All the digital pictures were taken with my Pentax K-5 APS-C digital camera and the 35mm pictures were taken with either a Pentax SXFn or a Minolta Dynax 505si loaded with Fuji Superia Xtra 400. The negatives were scanned using an Epson V550 photo scanner and both the scans and digital pictures were post processed in Lightroom.

I’ve found that in most of these I tend to prefer the film picture, but I’m having a job defining exactly why. If I zoom into each image at extreme magnification it’s possible to see that the digital image is actually better defined with smaller ‘noise’ than the film image, but as I move back out to normal viewing magnification there seem to be subtleties in the shading and tone which in some situations seem missing from the digital picture. It also seems to be the case that the sky detail seems better retained in many cases in the analogue picture, but only very slightly.

I’d be interested to hear anyones comments or preferences based on purely the ‘look’ of the picture. Just to be clear, I’m not a film fanatic or someone who thinks digital is horrible and shouldn’t be used. I basically use whichever technology I feel the impulse to use and would be genuinely interested to hear other photographer’s opinions. By the way, I’ve mixed the ordering of the images in the gallery above, but it’s easy to see which are digital because in the large view they have metadata which the film pictures don’t.

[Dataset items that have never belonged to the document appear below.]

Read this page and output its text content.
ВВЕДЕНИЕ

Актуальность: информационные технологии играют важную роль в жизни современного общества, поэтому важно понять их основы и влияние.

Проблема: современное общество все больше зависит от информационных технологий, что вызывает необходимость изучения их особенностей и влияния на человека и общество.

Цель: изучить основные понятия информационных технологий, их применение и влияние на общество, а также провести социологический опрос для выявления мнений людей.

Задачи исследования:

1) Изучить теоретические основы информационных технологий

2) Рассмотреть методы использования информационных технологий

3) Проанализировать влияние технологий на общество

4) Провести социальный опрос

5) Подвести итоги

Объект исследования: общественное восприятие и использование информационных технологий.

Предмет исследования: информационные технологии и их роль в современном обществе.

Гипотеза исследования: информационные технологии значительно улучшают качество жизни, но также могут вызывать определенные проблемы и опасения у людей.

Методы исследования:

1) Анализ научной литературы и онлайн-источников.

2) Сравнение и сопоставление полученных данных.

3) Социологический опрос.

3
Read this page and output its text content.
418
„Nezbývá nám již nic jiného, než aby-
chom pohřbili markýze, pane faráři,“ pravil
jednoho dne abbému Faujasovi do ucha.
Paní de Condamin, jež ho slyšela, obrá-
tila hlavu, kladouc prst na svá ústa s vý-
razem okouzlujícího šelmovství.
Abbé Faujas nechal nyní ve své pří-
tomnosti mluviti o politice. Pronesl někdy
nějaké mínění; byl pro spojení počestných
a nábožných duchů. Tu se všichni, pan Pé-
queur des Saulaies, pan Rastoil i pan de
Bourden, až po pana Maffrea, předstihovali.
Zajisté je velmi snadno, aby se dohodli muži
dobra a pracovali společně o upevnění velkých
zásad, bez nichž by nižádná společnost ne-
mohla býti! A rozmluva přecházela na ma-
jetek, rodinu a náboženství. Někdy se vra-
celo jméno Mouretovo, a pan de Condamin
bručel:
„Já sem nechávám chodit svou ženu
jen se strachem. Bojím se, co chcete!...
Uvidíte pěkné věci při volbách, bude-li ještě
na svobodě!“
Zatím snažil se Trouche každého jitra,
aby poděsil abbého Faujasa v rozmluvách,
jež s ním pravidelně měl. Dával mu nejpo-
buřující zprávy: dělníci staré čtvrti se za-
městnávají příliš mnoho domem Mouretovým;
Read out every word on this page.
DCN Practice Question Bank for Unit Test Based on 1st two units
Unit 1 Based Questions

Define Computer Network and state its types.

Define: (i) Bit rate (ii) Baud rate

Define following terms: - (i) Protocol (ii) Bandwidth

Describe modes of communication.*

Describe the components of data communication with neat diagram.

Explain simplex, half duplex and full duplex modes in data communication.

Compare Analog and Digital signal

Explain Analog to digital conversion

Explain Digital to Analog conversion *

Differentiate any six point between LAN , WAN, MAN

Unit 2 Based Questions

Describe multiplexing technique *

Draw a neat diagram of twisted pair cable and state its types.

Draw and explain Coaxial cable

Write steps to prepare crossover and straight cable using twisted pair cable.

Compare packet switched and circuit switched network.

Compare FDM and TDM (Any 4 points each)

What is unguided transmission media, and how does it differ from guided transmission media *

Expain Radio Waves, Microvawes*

9 Replies to “Film or Digital ?”

  1. Hi Simon. An interesting study/comparison but it would have been better had you taken successive images from the same camera position – that way the light would have shown the various tones for what they really were.

    1. Yes – that would have been better. If I had intended to write the post before I took the pictures I would have done that but the idea for the post came about from looking at a couple of pictures of the barn which were taken from approximately the same position and I looked at other pictures I had to try to find other examples. It’s not a scientific comparison but still I find it interesting.

  2. Interesting! I see what you mean. I looked at the pictures and guessed which were film and which were digital. Then I scrolled down and looked at the details to see which was which. My guesses were correct. I don’t know why, but I think the digital images have more subtle colour graduations.

    My digital camera is an old Leica Digilux, of which I have read the following.

    The Leica Digilux is similar to it’s Panasonic relative – the Panasonic Lumix DMC-LC5 – but an unverified difference is believed to be based in the image processing, where the Digilux performs less processing, resulting in colours and contrast that are more in line with those expected from a Leica camera. Meanwhile the Panasonic DCM-LC5 performs more processing that increases contrast and saturation to create photos that are acceptable to the consumer market.

    I think the answer is that most digital camera are designed to enhance colour contrast and saturation.

      1. Thanks for the comment John – Yes that was my perception. I might try to do some direct comparisons one day – actually take my K5 and my Z-1P out so I can use the same lenses and the same viewpoint just to see if I still get the same perception.

    1. Yes I think it is – in fact sometimes I find it impossible to say why I like one technology over another. I find the development process quite fun and I’m thinking of setting up a darkroom again so that is a plus for film but at the end of the day I think it still a case of use what will get the job done.

  3. Hi again Simon. With your growing range of camera/lens interchangeable options you are in a much better position than myself and I am sure many others of us that follow your work to do direct comparatives.
    Indeed but for the distance that I would have to travel I have been tempted many times to pack a bag and drive down some of the locations and run a few rolls of film and and click a few comparative digital images.
    As you may recall from some of my previous posts I have two Yashica 230AF camera with a range of lenses,a Nikon F-801,a Nikon F80 with a choice of lenses,a Minolta Dynax 505i and the variants with lenses as well as Pentax MZ7’s.

    Looking through the various images – it is amazing how much information that there is and can be gleaned with/from a simple candid shot in a high street,outside of a local pub or even for that matter at and around a church.

  4. Thanks! Nice post! I agree with your perception. I have the same somewhat ambiguous feeling. Yes sharpness of digital is quite ahead of film. But film has something that digital does not have. It has to do with an enormous dynamic range in film. That’s why clouds are generally better in film than in digital. And why shadows are richer. Like you, I keep using both.